Still, in spite of its low numbers of believers, Christianity and Christian institutions remain influential in Japan. Christian schools and universities, such as Doshisha in Kyoto and ICU in Tokyo, attract thousands of Japan’s best and brightest students every year. Christian hospitals and clinics are everywhere. Despite the small numbers of people who call themselves Christian, millions of Japanese are interested enough in Christian teachings to make the Bible an annual bestseller. Christian writers also carry a weight far beyond the number of believers. Rinzo Shiina’s novels, for example, have been bestsellers. More recently, the late Catholic writer Shunsaku Endo, author of Silence and other works that chronicled Japan’s first Christian communities, became one of the country’s most popular writers.

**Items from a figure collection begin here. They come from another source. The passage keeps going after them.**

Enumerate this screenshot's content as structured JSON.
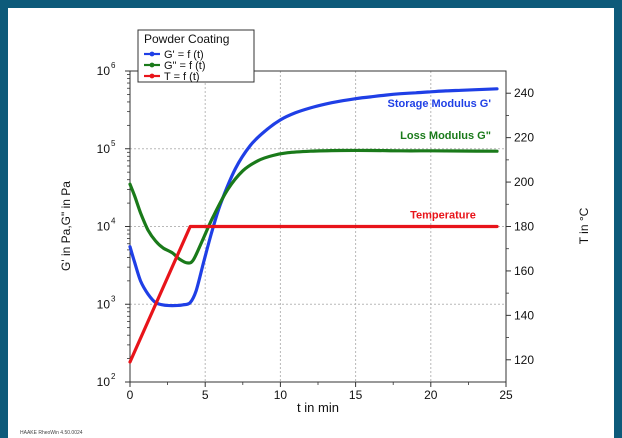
{
  "chart_data": {
    "type": "line",
    "legend": {
      "title": "Powder Coating",
      "placement": "top-left",
      "entries": [
        {
          "label": "G' = f (t)",
          "color": "#1f3fe6"
        },
        {
          "label": "G\" = f (t)",
          "color": "#1a7a1a"
        },
        {
          "label": "T = f (t)",
          "color": "#e8141a"
        }
      ]
    },
    "xlabel": "t in min",
    "ylabel_left": "G' in Pa,G\" in Pa",
    "ylabel_right": "T in °C",
    "xlim": [
      0,
      25
    ],
    "ylim_left": [
      100,
      1000000
    ],
    "ylim_left_scale": "log",
    "ylim_right": [
      110,
      250
    ],
    "x_ticks": [
      0,
      5,
      10,
      15,
      20,
      25
    ],
    "x_tick_labels": [
      "0",
      "5",
      "10",
      "15",
      "20",
      "25"
    ],
    "y_left_tick_labels": [
      {
        "base": "10",
        "exp": "2",
        "value": 100
      },
      {
        "base": "10",
        "exp": "3",
        "value": 1000
      },
      {
        "base": "10",
        "exp": "4",
        "value": 10000
      },
      {
        "base": "10",
        "exp": "5",
        "value": 100000
      },
      {
        "base": "10",
        "exp": "6",
        "value": 1000000
      }
    ],
    "y_right_ticks": [
      120,
      140,
      160,
      180,
      200,
      220,
      240
    ],
    "y_right_tick_labels": [
      "120",
      "140",
      "160",
      "180",
      "200",
      "220",
      "240"
    ],
    "grid": true,
    "series": [
      {
        "name": "G' = f (t)",
        "annotation": "Storage Modulus G'",
        "axis": "left",
        "color": "#1f3fe6",
        "x": [
          0,
          0.3,
          0.7,
          1.2,
          1.7,
          2.2,
          2.8,
          3.5,
          4.0,
          4.4,
          4.9,
          5.4,
          6.0,
          7.0,
          8.0,
          9.0,
          10.0,
          11.0,
          12.0,
          13.0,
          14.0,
          15.0,
          16.0,
          17.0,
          18.0,
          19.0,
          20.0,
          21.0,
          22.0,
          23.0,
          24.4
        ],
        "y": [
          5500,
          3500,
          2000,
          1350,
          1050,
          980,
          960,
          980,
          1050,
          1500,
          3500,
          8000,
          19000,
          55000,
          110000,
          170000,
          235000,
          290000,
          335000,
          375000,
          410000,
          440000,
          465000,
          490000,
          510000,
          525000,
          540000,
          555000,
          565000,
          575000,
          590000
        ]
      },
      {
        "name": "G\" = f (t)",
        "annotation": "Loss Modulus G\"",
        "axis": "left",
        "color": "#1a7a1a",
        "x": [
          0,
          0.3,
          0.7,
          1.2,
          1.7,
          2.2,
          2.8,
          3.3,
          3.8,
          4.2,
          4.8,
          5.5,
          6.5,
          7.5,
          8.5,
          9.5,
          10.5,
          12.0,
          14.0,
          16.0,
          18.0,
          20.0,
          22.0,
          24.4
        ],
        "y": [
          35000,
          25000,
          15000,
          9000,
          6500,
          5300,
          4600,
          3800,
          3400,
          3700,
          6500,
          13000,
          30000,
          52000,
          70000,
          82000,
          89000,
          93000,
          95000,
          95000,
          94000,
          94000,
          93500,
          93000
        ]
      },
      {
        "name": "T = f (t)",
        "annotation": "Temperature",
        "axis": "right",
        "color": "#e8141a",
        "x": [
          0,
          4.0,
          24.4
        ],
        "y": [
          119,
          180,
          180
        ]
      }
    ]
  },
  "footer_text": "HAAKE RheoWin 4.50.0024"
}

And as an institution outside the Japanese body politic, the church plays an important function as a voice for the oppressed and a refuge for dissidents, Christian and otherwise, outside the political mainstream. Christian groups have been in the forefront of struggles to support the rights of Japan’s Korean population and the growing numbers of Asian immigrants in the country. Along with the Japanese Communist Party, Japanese Christians remain the staunchest critics of Japan’s emperor system, which has been used by rightists and conservative politicians as a vehicle for ultra-nationalism. Christians have also opposed the blatant use by the Japanese government of such remnants of State Shinto as the Ise Shrine, where Prime Ministers troop annually to remember Japan’s war dead. Christian women’s groups have established hot lines for abused wives and immigrants from the Philippines and elsewhere who are brought to Japan as entertainers and then forced into lives of prostitution.

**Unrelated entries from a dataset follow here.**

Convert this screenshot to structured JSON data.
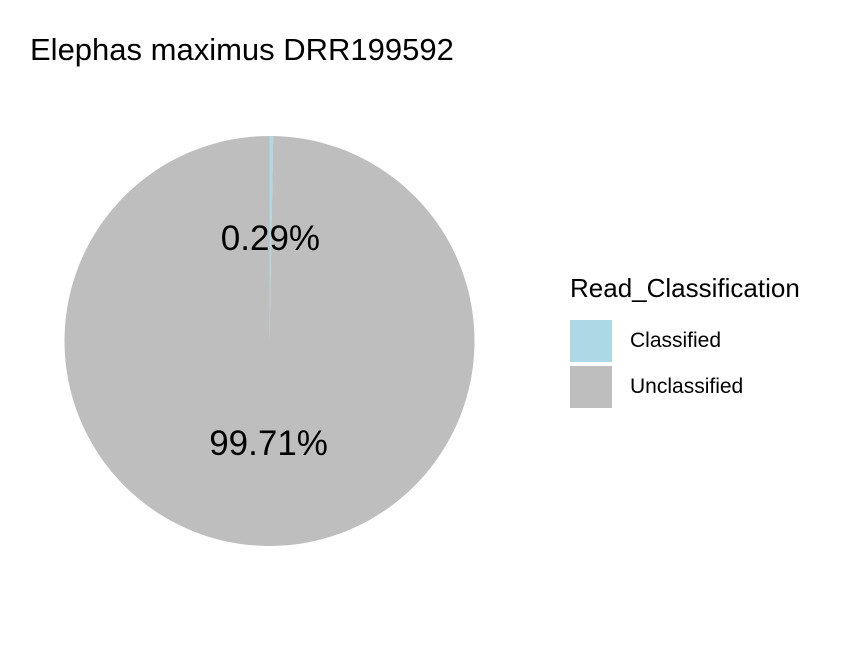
{
  "chart_data": {
    "type": "pie",
    "title": "Elephas maximus DRR199592",
    "legend_title": "Read_Classification",
    "legend_position": "right",
    "slices": [
      {
        "label": "Classified",
        "value": 0.29,
        "display": "0.29%",
        "color": "#add8e6"
      },
      {
        "label": "Unclassified",
        "value": 99.71,
        "display": "99.71%",
        "color": "#bebebe"
      }
    ]
  }
}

“Especially locally, the churches play an important role,” said Reiko Inouye, the editor of Ampo, a radical magazine published by a collective of activists who got their start in Japan’s powerful antiwar movement of the 1960s. Sitting in her crowded office in the Kanda area of Tokyo, Inouye recalled many instances when the Japanese left had serious political differences with the church. But she said the Christian community is extremely important in a country where conformity is valued above almost anything else. Throughout Japan, she said, there are people who oppose the emperor system but are afraid to make their views known. But when a local Bishop or minister in a town speak out, “at least the church can provide some space for that movement,” she said. The church has also provided space for people left out by the sectarianism in Japan’s peace movement, which has historically been divided between groups loyal to the Socialist and Communist parties.

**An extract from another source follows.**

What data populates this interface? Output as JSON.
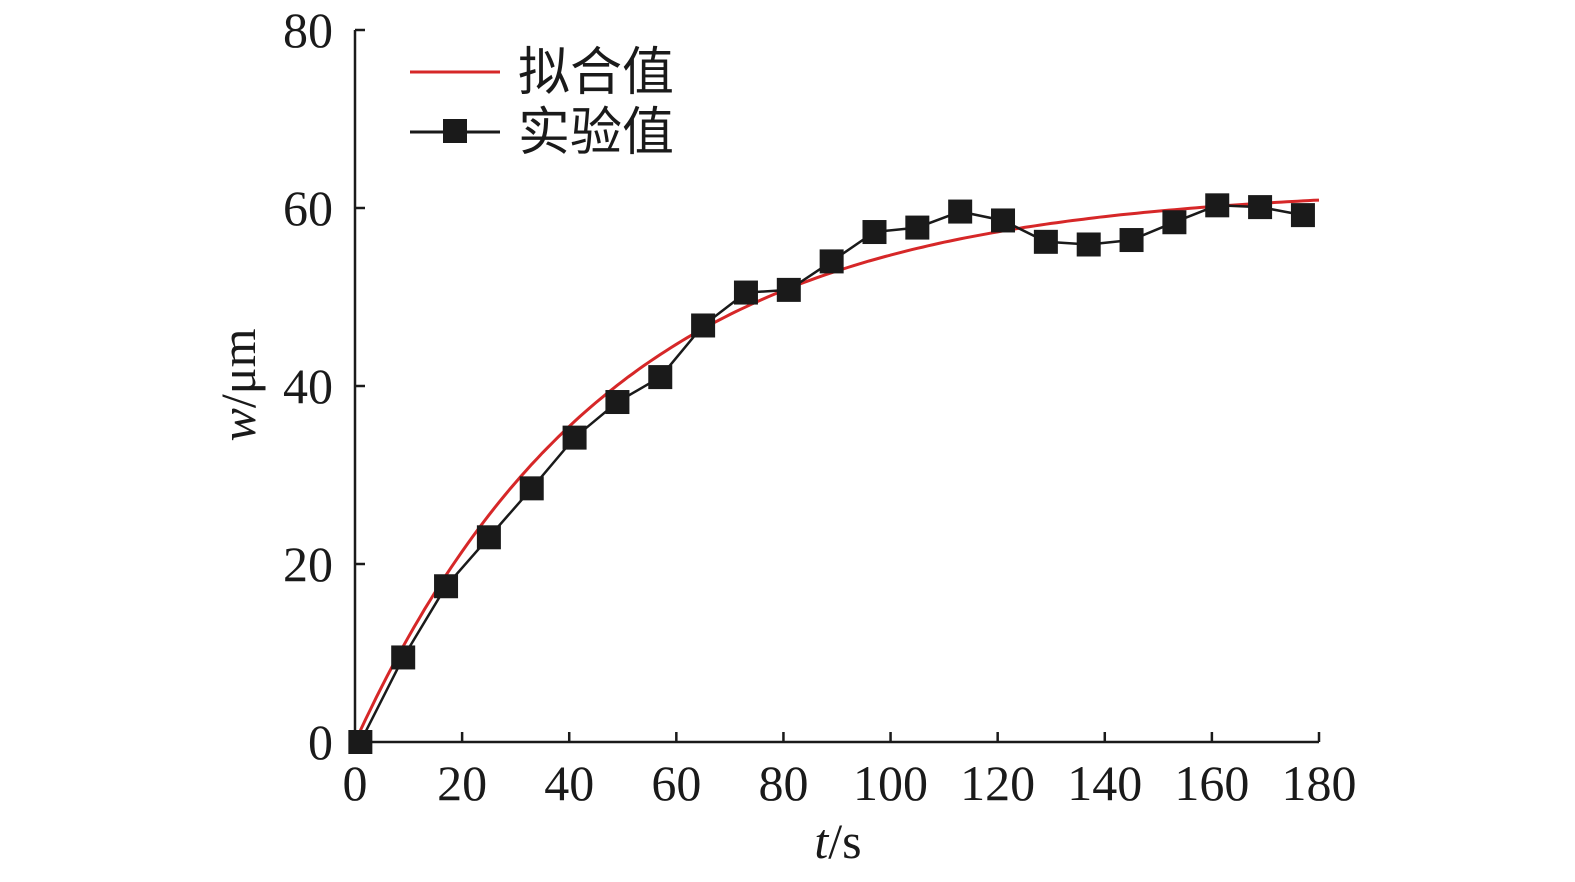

Mrs. Cho, the Christian intellectual, said her greatest problems with other Christian activists is a “kind of absolutism,” a Christian radicalism that often translates into a “very exclusive, self?righteous” attitude towards other Japanese as well as sectarianism within the church itself. On the other hand, she told me, Christianity has brought to Japan the “true meaning of human values,” the guilty conscience, humility, the desire to share with others – values that are of critical importance in today’s world of affluence and wealth. “The Japanese spirit is still very poor,” she said. Maybe MacArthur was right all along.